The UK has formally set out plans to regulate the cryptocurrency industry "in line with that of traditional financial firms".

Among the proposals unveiled on 31 January was a move that would strengthen rules targeting financial intermediaries and custodians that store crypto on behalf of clients.

The UK would seek to establish a "robust world-first regime strengthening rules around the lending of cryptoassets, whilst enhancing consumer protection and the operational resilience of firms", the statement said. 

"We remain steadfast in our commitment to grow the economy and enable technological change and innovation — and this includes cryptoasset technology," said Andrew Griffith, economic secretary to the Treasury.

"But we must also protect consumers who are embracing this new technology — ensuring robust, transparent, and fair standards."

The plans would also enforce tougher transparency requirements on crypto exchanges to ensure they publish relevant disclosure documents and set out clear admission requirements for trading digital tokens.

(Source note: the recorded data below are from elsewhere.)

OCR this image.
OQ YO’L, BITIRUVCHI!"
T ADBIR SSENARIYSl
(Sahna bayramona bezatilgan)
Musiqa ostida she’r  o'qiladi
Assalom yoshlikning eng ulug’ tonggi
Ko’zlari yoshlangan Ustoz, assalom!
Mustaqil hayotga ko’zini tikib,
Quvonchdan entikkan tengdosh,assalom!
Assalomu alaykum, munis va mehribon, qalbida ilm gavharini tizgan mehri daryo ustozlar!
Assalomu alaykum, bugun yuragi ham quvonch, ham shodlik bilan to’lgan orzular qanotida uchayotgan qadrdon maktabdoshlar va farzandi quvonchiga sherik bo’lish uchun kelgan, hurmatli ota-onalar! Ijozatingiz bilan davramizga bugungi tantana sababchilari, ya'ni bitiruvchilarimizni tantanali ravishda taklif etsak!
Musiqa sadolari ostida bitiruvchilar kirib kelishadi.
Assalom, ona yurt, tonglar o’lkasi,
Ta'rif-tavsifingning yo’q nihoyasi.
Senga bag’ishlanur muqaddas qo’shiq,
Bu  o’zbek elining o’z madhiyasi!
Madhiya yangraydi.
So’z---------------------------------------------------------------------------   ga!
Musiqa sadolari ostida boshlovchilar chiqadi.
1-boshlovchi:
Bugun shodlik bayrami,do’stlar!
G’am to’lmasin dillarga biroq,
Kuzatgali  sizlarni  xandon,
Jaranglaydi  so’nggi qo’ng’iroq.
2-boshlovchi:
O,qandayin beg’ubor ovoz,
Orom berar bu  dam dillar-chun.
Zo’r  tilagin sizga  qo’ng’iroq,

Another measure would relax strict rules on crypto advertisements, allowing firms with Financial Conduct Authority registration to issue their own promotions while the broader crypto regime is being introduced.

The consultation will close on 30 April 2023, after which, the government will consider feedback and work to set out its consultation response.

Once the legislation is laid out, the Financial Conduct Authority will consult on its rules for the sector.

While the paper is reviewed, the Treasury said it is introducing a time limited exemption to allow cryptoasset firms to issue commercials while the broader regime is defined, despite a recent crackdown on misleading adverts.

Additionally, crypto companies which are registered with the FCA for anti-money laundering purposes will also be allowed to issue their own advertisements during the interim period.

In the notice, the Treasury described cryptocurrencies as a "relatively new, diverse and constantly evolving class of assets" that had both "a range of potential benefits" as well as "posing risks to the consumer".

In early reaction, Nigel Green, deVere Group CEO said: "The UK's decision to regulate crypto must be championed as digital currencies, including Bitcoin, are set to play an ever greater role in the domestic and international financial system, and they should be held to the same standards as the rest of the system.

"The news that digital currencies are being brought into the regulatory tent in one of the world's largest economies and most highly-regulated markets shows that crypto is now mainstream. It has come of age."